The power of EDMD lies entirely in the choice of the dictionary. But how do we choose a good one? This is where scientific insight and practical wisdom come together.

The theoretical ideal is to find a set of observables that span a Koopman-invariant subspace. This means that when the Koopman operator acts on any function in our dictionary, the result is another function that can be written as a linear combination of our dictionary functions. If we can find such a magical dictionary, the approximation becomes exact, and the matrix $K$ represents the true dynamics within that subspace.

In practice, finding a perfect invariant subspace is often impossible. Instead, we seek a dictionary that is approximately invariant and captures the most important aspects of the dynamics. This involves several strategies:

Incorporate Physical Laws: If the system has conserved quantities like energy or momentum, these are Koopman eigenfunctions with an eigenvalue of 1. Including them in the dictionary is always a good idea.
Use General-Purpose Bases: Polynomials, radial basis functions, and Fourier modes are common choices that can approximate a wide range of functions.
Handle Incomplete Data: Often, we can't measure the full state $x_k$ . If we only measure a part of it, we can use delay coordinates—including past measurements like $h(x_{k-1}), h(x_{k-2}), \dots$ in our dictionary—to reconstruct the necessary information, a technique inspired by Takens' embedding theorem.
Ensure Rich Data: The quality of the EDMD model depends critically on the quality and richness of the data. The data must explore the state space sufficiently so that the least-squares problem is well-conditioned. In theoretical terms, this relates to concepts like ergodicity and the linear independence of the lifted data vectors. A single, short trajectory is rarely enough.

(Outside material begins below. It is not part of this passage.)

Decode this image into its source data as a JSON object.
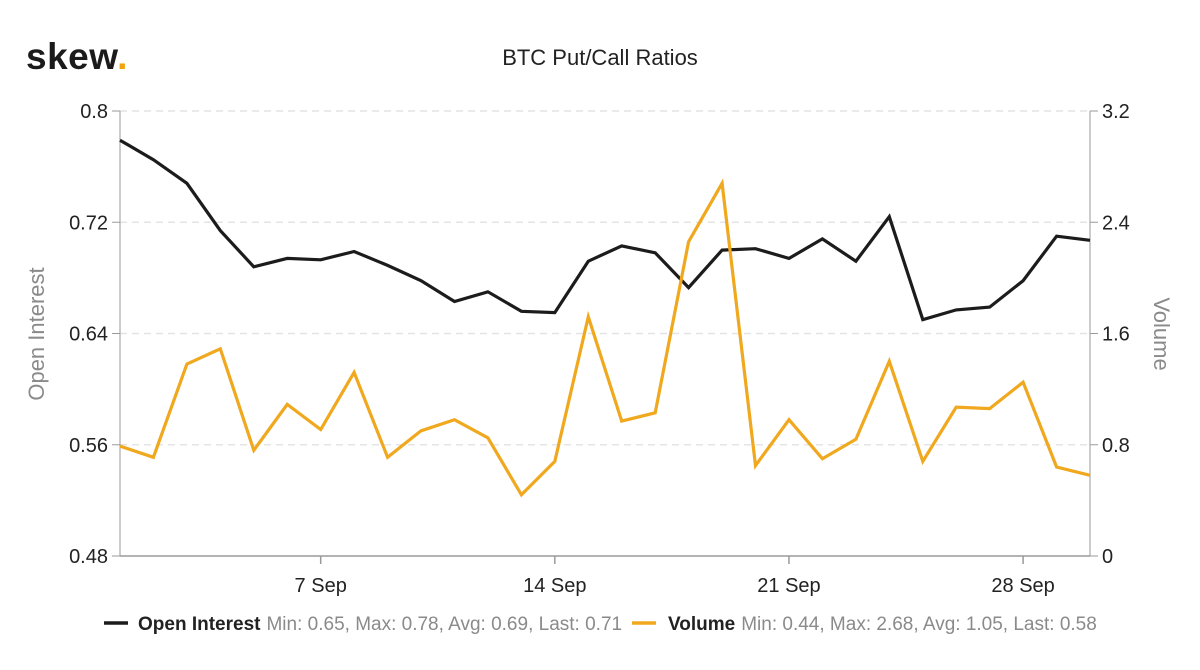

Navigating the Pitfalls: Bias, Variance, and Regularization

The quest for the perfect dictionary is a balancing act, a classic case of the bias-variance trade-off.

High Bias: If our dictionary is too simple, it may not have the expressive power to capture the true dynamics. The resulting model will be systematically wrong. This error, arising from projecting the infinite-dimensional truth onto an inadequate finite subspace, is called bias or approximation error.
High Variance: If our dictionary is too large and complex relative to the amount of data we have, our model can overfit. It will learn not only the true dynamics but also the noise and random quirks of our specific dataset. Such a model will have high variance; it will perform poorly on new data and would change drastically if trained on a different dataset.

To navigate this trade-off, we borrow powerful tools from machine learning: regularization. The idea is to add a penalty term to our least-squares objective that discourages overly complex solutions.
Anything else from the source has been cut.